You seem to have adequately described the culture festering in Tasmania Tom, but realistically I doubt if the disease is confined to the “Apple Isle”. The petri dish of incestuous corruption is obviously a mutant legacy of combined cowardice and venality that infests all Australian Policing services, and their manipulating, obsequious, toadying, cringing criminal members. While that incredible conga line of accepted cowardice is given oxygen, to help sustain it through the regressing influences of agenda driven news and media outlets, innocent citizens suffer, and sadly Susan is still treading on the wheel of that terrible choreographed culture. No copper or ex copper, and they are seemingly, but of the lowest stratified class of credibility and authority, can claim to be anything but supportive of the dreaded tumorous culture while they knowingly accepted payment for performing and staying in the disgraced job. Police forces around Australia are an indictment on values and the true moral compass of this nation, and policing policies and actions can only ever be truly reflected in the words that were initiated Jack London in his poem, “The Scab”. A blight and ongoing regressive factor in Australian history are our venal policing services, and to maintain the accepted status quo is unacceptable.

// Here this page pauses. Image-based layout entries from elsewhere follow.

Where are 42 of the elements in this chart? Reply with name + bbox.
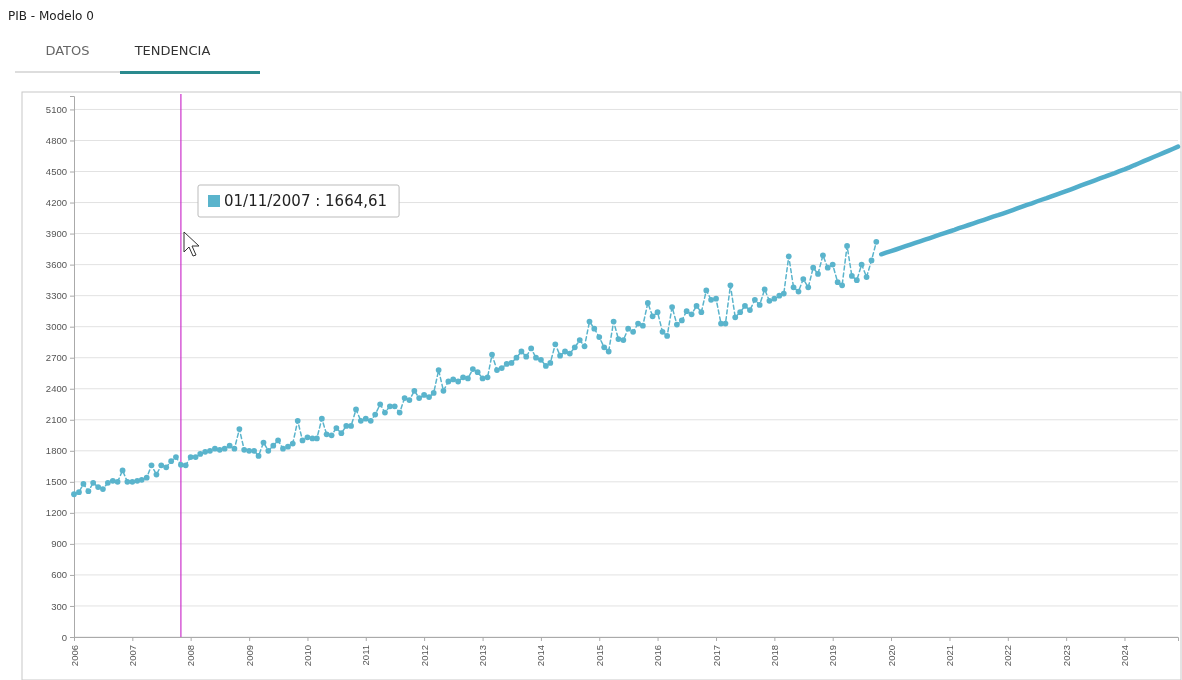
y-tick-label: 3900 xyxy=(45,228,67,240)
y-tick-label: 2100 xyxy=(45,414,67,426)
y-tick-label: 4500 xyxy=(45,166,67,178)
x-tick-label: 2018 xyxy=(768,645,780,667)
y-tick-label: 2400 xyxy=(45,383,67,395)
chart-title: PIB - Modelo 0 xyxy=(8,9,94,23)
y-tick-label: 4200 xyxy=(45,197,67,209)
x-tick-label: 2014 xyxy=(535,645,547,667)
x-tick-label: 2022 xyxy=(1002,645,1014,667)
y-tick-label: 1800 xyxy=(45,445,67,457)
x-tick-label: 2017 xyxy=(710,645,722,667)
x-tick-label: 2008 xyxy=(185,645,197,667)
x-tick-label: 2016 xyxy=(652,645,664,667)
y-tick-label: 3300 xyxy=(45,290,67,302)
x-tick-label: 2015 xyxy=(593,645,605,667)
y-tick-label: 5100 xyxy=(45,103,67,115)
text: TENDENCIA xyxy=(133,43,211,58)
x-tick-label: 2012 xyxy=(418,645,430,667)
x-tick-label: 2009 xyxy=(243,645,255,667)
y-tick-label: 600 xyxy=(51,569,67,581)
x-tick-label: 2021 xyxy=(944,645,955,667)
y-tick-label: 1500 xyxy=(45,476,67,488)
x-tick-label: 2007 xyxy=(126,645,138,667)
y-tick-label: 1200 xyxy=(45,507,67,519)
x-tick-label: 2024 xyxy=(1118,645,1130,667)
line-series xyxy=(879,144,1181,257)
x-tick-label: 2011 xyxy=(360,645,372,666)
y-tick-label: 3600 xyxy=(45,259,67,271)
y-tick-label: 4800 xyxy=(45,135,67,147)
text: DATOS xyxy=(45,43,90,58)
y-tick-label: 3000 xyxy=(45,321,67,333)
annotation: 01/11/2007 : 1664,61 xyxy=(224,192,388,210)
y-tick-label: 0 xyxy=(61,631,67,643)
x-tick-label: 2006 xyxy=(68,645,80,667)
x-tick-label: 2010 xyxy=(301,645,313,667)
x-tick-label: 2019 xyxy=(827,645,839,667)
y-tick-label: 900 xyxy=(51,538,67,550)
x-tick-label: 2020 xyxy=(885,645,897,667)
x-tick-label: 2023 xyxy=(1060,645,1072,667)
y-tick-label: 2700 xyxy=(45,352,67,364)
x-tick-label: 2013 xyxy=(477,645,489,667)
y-tick-label: 300 xyxy=(51,600,67,612)
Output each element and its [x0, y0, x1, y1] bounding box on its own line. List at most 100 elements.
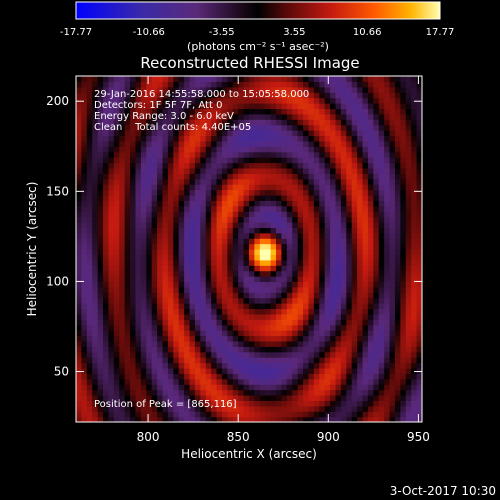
heatmap-cell — [238, 351, 245, 358]
heatmap-cell — [124, 394, 131, 401]
heatmap-cell — [205, 162, 212, 169]
heatmap-cell — [367, 308, 374, 315]
heatmap-cell — [124, 362, 131, 369]
heatmap-cell — [297, 340, 304, 347]
heatmap-cell — [411, 265, 418, 272]
heatmap-cell — [276, 140, 283, 147]
heatmap-cell — [238, 146, 245, 153]
heatmap-cell — [286, 227, 293, 234]
heatmap-cell — [292, 378, 299, 385]
heatmap-cell — [227, 400, 234, 407]
heatmap-cell — [216, 157, 223, 164]
heatmap-cell — [113, 119, 120, 126]
heatmap-cell — [189, 135, 196, 142]
heatmap-cell — [216, 92, 223, 99]
heatmap-cell — [276, 362, 283, 369]
heatmap-cell — [211, 205, 218, 212]
heatmap-cell — [146, 221, 153, 228]
heatmap-cell — [157, 276, 164, 283]
heatmap-cell — [346, 249, 353, 256]
heatmap-cell — [324, 405, 331, 412]
heatmap-cell — [303, 216, 310, 223]
heatmap-cell — [130, 184, 137, 191]
heatmap-cell — [135, 194, 142, 201]
heatmap-cell — [281, 135, 288, 142]
heatmap-cell — [227, 378, 234, 385]
heatmap-cell — [92, 146, 99, 153]
heatmap-cell — [86, 216, 93, 223]
heatmap-cell — [292, 140, 299, 147]
heatmap-cell — [124, 130, 131, 137]
heatmap-cell — [346, 265, 353, 272]
heatmap-cell — [227, 357, 234, 364]
heatmap-cell — [297, 167, 304, 174]
y-tick-label: 100 — [46, 274, 69, 288]
heatmap-cell — [194, 140, 201, 147]
heatmap-cell — [346, 270, 353, 277]
heatmap-cell — [135, 211, 142, 218]
heatmap-cell — [324, 238, 331, 245]
heatmap-cell — [130, 238, 137, 245]
heatmap-cell — [303, 351, 310, 358]
heatmap-cell — [265, 249, 272, 256]
heatmap-cell — [205, 124, 212, 131]
heatmap-cell — [200, 135, 207, 142]
heatmap-cell — [157, 416, 164, 422]
heatmap-cell — [211, 346, 218, 353]
heatmap-cell — [340, 194, 347, 201]
heatmap-cell — [227, 221, 234, 228]
heatmap-cell — [76, 162, 83, 169]
heatmap-cell — [351, 135, 358, 142]
heatmap-cell — [189, 140, 196, 147]
heatmap-cell — [232, 108, 239, 115]
heatmap-cell — [86, 270, 93, 277]
heatmap-cell — [292, 292, 299, 299]
heatmap-cell — [86, 346, 93, 353]
heatmap-cell — [292, 330, 299, 337]
heatmap-cell — [249, 373, 256, 380]
heatmap-cell — [238, 319, 245, 326]
heatmap-cell — [394, 227, 401, 234]
heatmap-cell — [319, 313, 326, 320]
heatmap-cell — [405, 292, 412, 299]
heatmap-cell — [330, 216, 337, 223]
heatmap-cell — [227, 416, 234, 422]
heatmap-cell — [384, 146, 391, 153]
heatmap-cell — [108, 319, 115, 326]
heatmap-cell — [194, 367, 201, 374]
heatmap-cell — [157, 103, 164, 110]
heatmap-cell — [259, 184, 266, 191]
heatmap-cell — [76, 286, 83, 293]
heatmap-cell — [81, 313, 88, 320]
heatmap-cell — [173, 243, 180, 250]
heatmap-cell — [178, 378, 185, 385]
heatmap-cell — [146, 324, 153, 331]
heatmap-cell — [140, 119, 147, 126]
heatmap-cell — [259, 330, 266, 337]
heatmap-cell — [259, 308, 266, 315]
heatmap-cell — [151, 162, 158, 169]
heatmap-cell — [86, 297, 93, 304]
heatmap-cell — [394, 394, 401, 401]
heatmap-cell — [411, 373, 418, 380]
heatmap-cell — [340, 384, 347, 391]
heatmap-cell — [405, 238, 412, 245]
heatmap-cell — [324, 124, 331, 131]
heatmap-cell — [357, 270, 364, 277]
heatmap-cell — [405, 394, 412, 401]
heatmap-cell — [167, 319, 174, 326]
heatmap-cell — [378, 400, 385, 407]
heatmap-cell — [227, 211, 234, 218]
heatmap-cell — [119, 135, 126, 142]
heatmap-cell — [276, 81, 283, 88]
heatmap-cell — [249, 324, 256, 331]
heatmap-cell — [324, 362, 331, 369]
heatmap-cell — [394, 319, 401, 326]
heatmap-cell — [119, 297, 126, 304]
heatmap-cell — [130, 346, 137, 353]
heatmap-cell — [130, 167, 137, 174]
heatmap-cell — [130, 292, 137, 299]
heatmap-cell — [184, 286, 191, 293]
heatmap-cell — [389, 140, 396, 147]
heatmap-cell — [97, 157, 104, 164]
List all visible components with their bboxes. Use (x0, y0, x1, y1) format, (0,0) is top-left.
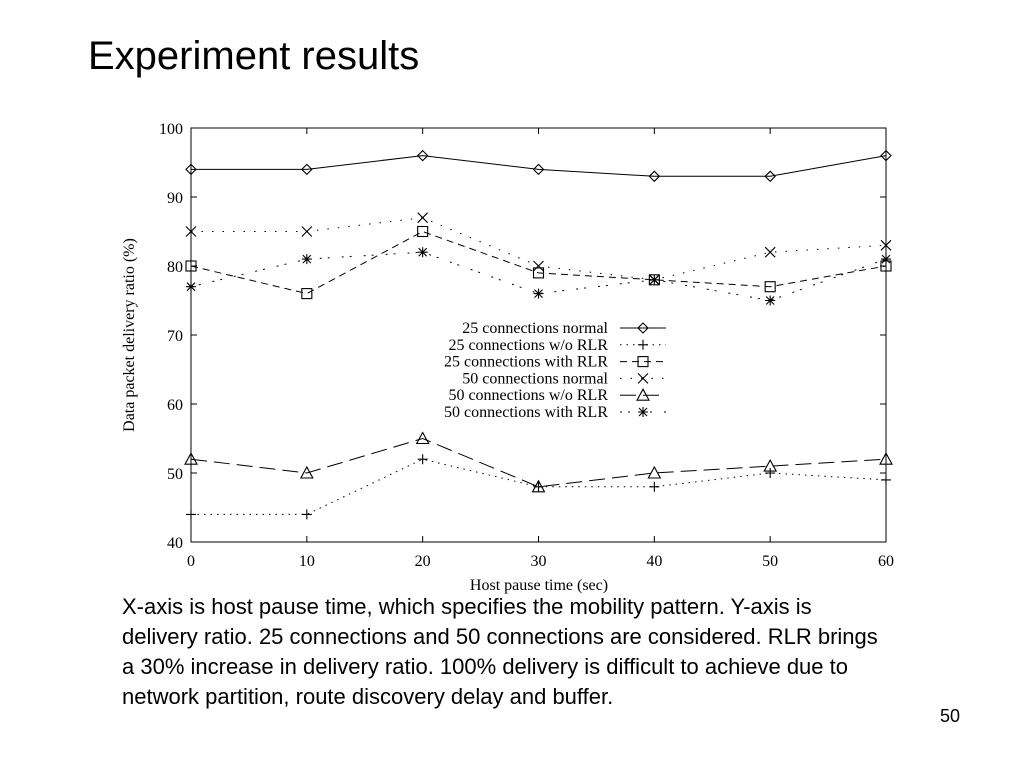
series-line (191, 155, 887, 177)
legend-label: 50 connections normal (462, 370, 608, 387)
y-tick-label: 70 (167, 328, 183, 345)
data-point (185, 260, 197, 272)
x-tick-label: 60 (878, 553, 894, 570)
x-tick-label: 10 (299, 553, 315, 570)
data-point (649, 274, 660, 285)
y-tick-label: 80 (167, 259, 183, 276)
data-point (416, 149, 429, 162)
data-point (417, 247, 428, 258)
y-tick-label: 60 (167, 397, 183, 414)
legend-marker (636, 388, 650, 401)
x-axis-label: Host pause time (sec) (470, 577, 608, 594)
x-tick-label: 40 (646, 553, 662, 570)
line-chart: 40 50 60 70 80 90 100 0 10 20 30 40 50 60 Host pause … (121, 121, 894, 594)
series-line (190, 437, 887, 488)
y-tick-label: 90 (167, 190, 183, 207)
legend-marker (638, 407, 648, 417)
legend-marker (638, 339, 648, 350)
data-point (186, 281, 196, 292)
data-point (532, 267, 545, 279)
series-layer (184, 149, 893, 520)
y-tick-label: 40 (167, 535, 183, 552)
data-point (185, 226, 197, 237)
data-point (880, 149, 892, 162)
data-point (763, 458, 778, 472)
data-point (185, 163, 197, 176)
data-point (647, 465, 662, 479)
data-point (532, 163, 545, 176)
legend-marker (637, 373, 649, 384)
data-point (301, 254, 312, 265)
y-tick-label: 100 (159, 121, 183, 138)
y-axis-label: Data packet delivery ratio (%) (121, 238, 138, 432)
data-point (186, 509, 196, 520)
page-number: 50 (940, 706, 961, 726)
series-line (191, 217, 887, 281)
data-point (881, 474, 891, 485)
data-point (880, 239, 892, 251)
data-point (417, 225, 429, 238)
data-point (764, 281, 776, 293)
series-line (190, 230, 887, 295)
x-tick-label: 50 (762, 553, 778, 570)
data-point (764, 246, 776, 258)
data-point (531, 479, 546, 493)
data-point (649, 481, 660, 492)
data-point (533, 260, 544, 272)
series-5 (184, 431, 893, 493)
data-point (301, 288, 313, 300)
data-point (415, 431, 430, 445)
data-point (301, 226, 313, 237)
slide-caption: X-axis is host pause time, which specifi… (122, 594, 878, 709)
data-point (417, 454, 428, 465)
data-point (648, 170, 661, 183)
legend-label: 50 connections w/o RLR (448, 387, 608, 404)
slide-title: Experiment results (88, 34, 420, 78)
data-point (533, 288, 544, 299)
data-point (879, 452, 893, 465)
axis-ticks: 40 50 60 70 80 90 100 0 10 20 30 40 50 60 (159, 121, 894, 570)
series-3 (185, 225, 892, 300)
data-point (299, 465, 314, 479)
series-6 (186, 247, 891, 306)
data-point (765, 295, 776, 306)
legend-label: 25 connections w/o RLR (448, 337, 608, 354)
legend-label: 25 connections normal (462, 320, 608, 337)
legend-marker (637, 356, 649, 368)
data-point (184, 452, 198, 465)
data-point (764, 170, 776, 183)
y-tick-label: 50 (167, 466, 183, 483)
x-tick-label: 0 (187, 553, 195, 570)
data-point (881, 254, 891, 265)
data-point (417, 212, 429, 224)
data-point (301, 509, 312, 520)
data-point (765, 468, 776, 478)
series-4 (185, 212, 892, 286)
legend-label: 25 connections with RLR (444, 354, 608, 371)
x-tick-label: 30 (531, 553, 547, 570)
data-point (301, 163, 313, 176)
x-tick-label: 20 (415, 553, 431, 570)
series-1 (185, 149, 892, 183)
series-2 (186, 454, 891, 520)
legend-marker (637, 322, 649, 334)
legend-label: 50 connections with RLR (444, 404, 608, 421)
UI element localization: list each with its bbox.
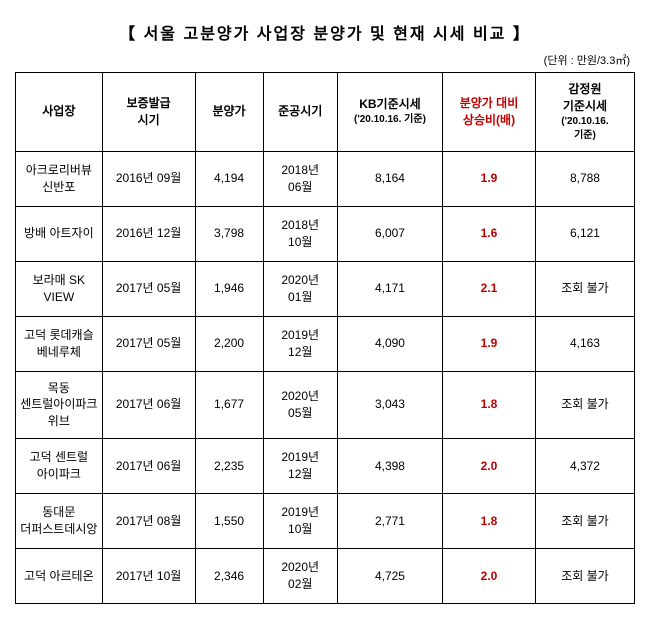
col-issue-header: 보증발급시기 <box>102 73 195 152</box>
cell-appraise: 4,163 <box>535 316 634 371</box>
cell-price: 3,798 <box>195 206 263 261</box>
cell-ratio: 1.8 <box>443 371 536 438</box>
kb-header-main: KB기준시세 <box>359 97 421 111</box>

Go Andrew! About time the Hobart DPP’s Dept is held accountable for their actions—or rather lack of action. These allegations against Jeff Thompson have been dragging on for years. Where is the expedition required in the administration of legal requirements, never mind justice. They did the same thing to Dr Stephen Edwards after holding him in Risdon for months while they tried to make a case against him for the mercy killing of his mother. Same member of the DPP’s adept, Linda Mason. Charges eventually dropped after totally stuffing up Stephen’s life and costing Tasmania a lot of money! Jeff Thompson was a conscientious member of the legal profession, doing lots of work pro bono or at at low fees. His life and his family have been severely impacted by these spurious charges. Living in limbo for all this time without the DPP getting their act together and getting on with putting their cards on the table. Outrageous! It is widely known around Australia that the DPP is awaiting the outcome of the Sue Neill Fraser appeal before sticking their necks out in case they get gazumped. As I said, it’s outrageous!